Weinig of niet gevoelig zijn in het algemeen Gram-negatieve staafjes, vira en protozoa; verder de Gram-positieve, zuurvaste bacteriën, die tuberculose en lepra verwekken. De productie van penicilline is gedurende Wereldoorlog II in Engeland en Amerika krachtig aangepakt; in 1944 werd het in beperkte mate voor burgers beschikbaar gesteld en sinds 1945 wordt het allerwegen op zeer grote schaal toegepast. Een ander belangrijk antibioticum is streptomycine, dat werkzaam is bij infecties met sommige Gramnegatieve bacteriën en in zekere mate ook bij tuberculose, doch dat in hoge dosering gedurende lange tijd nogal giftig is (o.a. stoornissen in evenwicht en gehoor).
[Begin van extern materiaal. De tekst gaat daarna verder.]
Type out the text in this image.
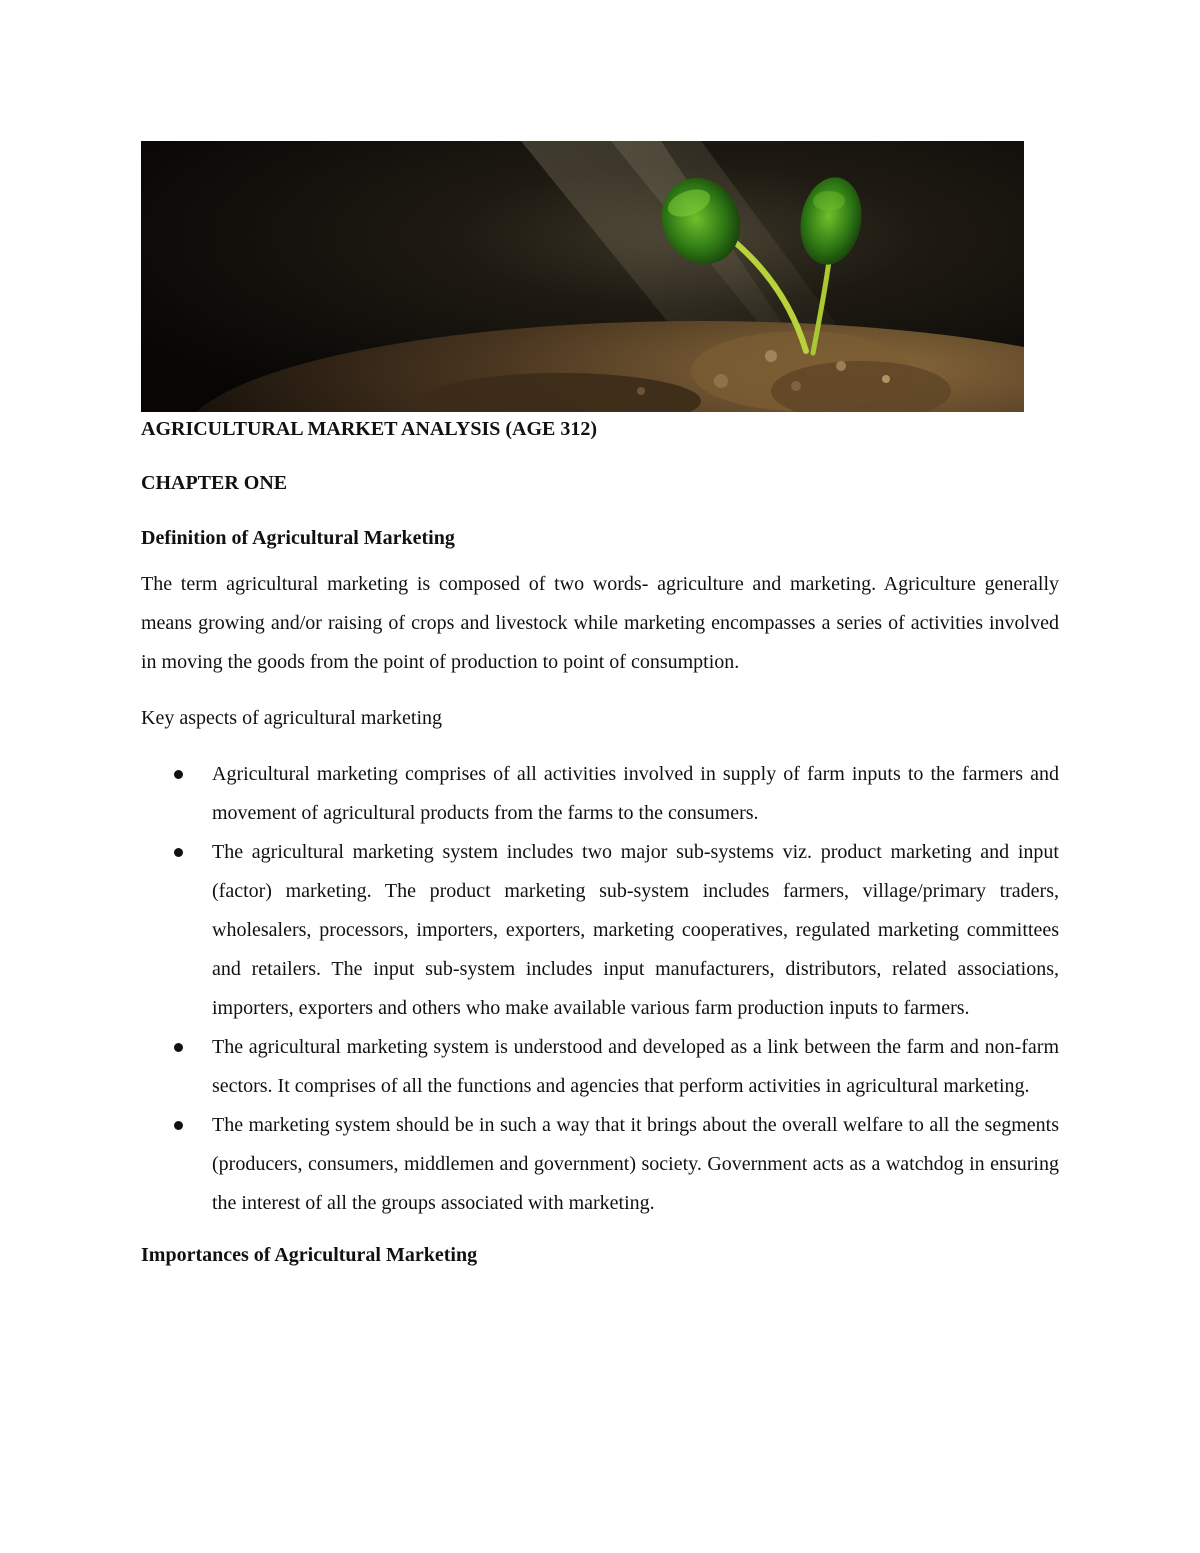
AGRICULTURAL MARKET ANALYSIS (AGE 312)

CHAPTER ONE

Definition of Agricultural Marketing

The term agricultural marketing is composed of two words- agriculture and marketing. Agriculture generally means growing and/or raising of crops and livestock while marketing encompasses a series of activities involved in moving the goods from the point of production to point of consumption.

Key aspects of agricultural marketing

Agricultural marketing comprises of all activities involved in supply of farm inputs to the farmers and movement of agricultural products from the farms to the consumers.
The agricultural marketing system includes two major sub-systems viz. product marketing and input (factor) marketing. The product marketing sub-system includes farmers, village/primary traders, wholesalers, processors, importers, exporters, marketing cooperatives, regulated marketing committees and retailers. The input sub-system includes input manufacturers, distributors, related associations, importers, exporters and others who make available various farm production inputs to farmers.
The agricultural marketing system is understood and developed as a link between the farm and non-farm sectors. It comprises of all the functions and agencies that perform activities in agricultural marketing.
The marketing system should be in such a way that it brings about the overall welfare to all the segments (producers, consumers, middlemen and government) society. Government acts as a watchdog in ensuring the interest of all the groups associated with marketing.

Importances of Agricultural Marketing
De chemotherapie heeft in de laatste jaren belangrijke vorderingen gemaakt. Behalve de sulfonamides en antibiotica verdienen nog vermelding een reeks nieuwe synthetische middelen tegen malaria, waarvan puludrine (een biguanide-verbinding) en chloroquine tot dusver wel de voornaamste zijn en een groep stoffen, welker werkzaamheid tegen lepra en tuberculose thans in onderzoek is: promine, diazone, promizol, sulphetrone, alle verbindingen met als kern een diamino-diphenyl-sulfongroep: kortweg sulfonen genoemd. Uiteraard is dit overzicht onvolledig. Maar al mag er reeds veel zijn bereikt, er is nog meer te verlangen en onverpoosd zetten chemici, biologen en medici het onderzoek voort naar nieuwe en betere middelen.
En er bestaat gegronde hoop, dat in de toekomst ook de virusinfecties en rickettsioses van de mens, die thans nog nagenoeg ontoegankelijk zijn voor chemotherapie, met succes zullen kunnen worden aangepakt.
DR H. J. VIERSMA
Lit.: G. Domagk, Deutsche Med. Wochenschr. 61, 250 (1935); P. Lopes Cardozo en S.
A. ten Bokkel Huinink, De nieuwe antibacteriële therapie. Aanwinsten op diagnostisch en therapeutisch gebied (Leiden 1946); British Medical Bulletin dl 4, no 4 (1946): Background to Chemotherapy; z ook sub antibiotica en sulfonamides.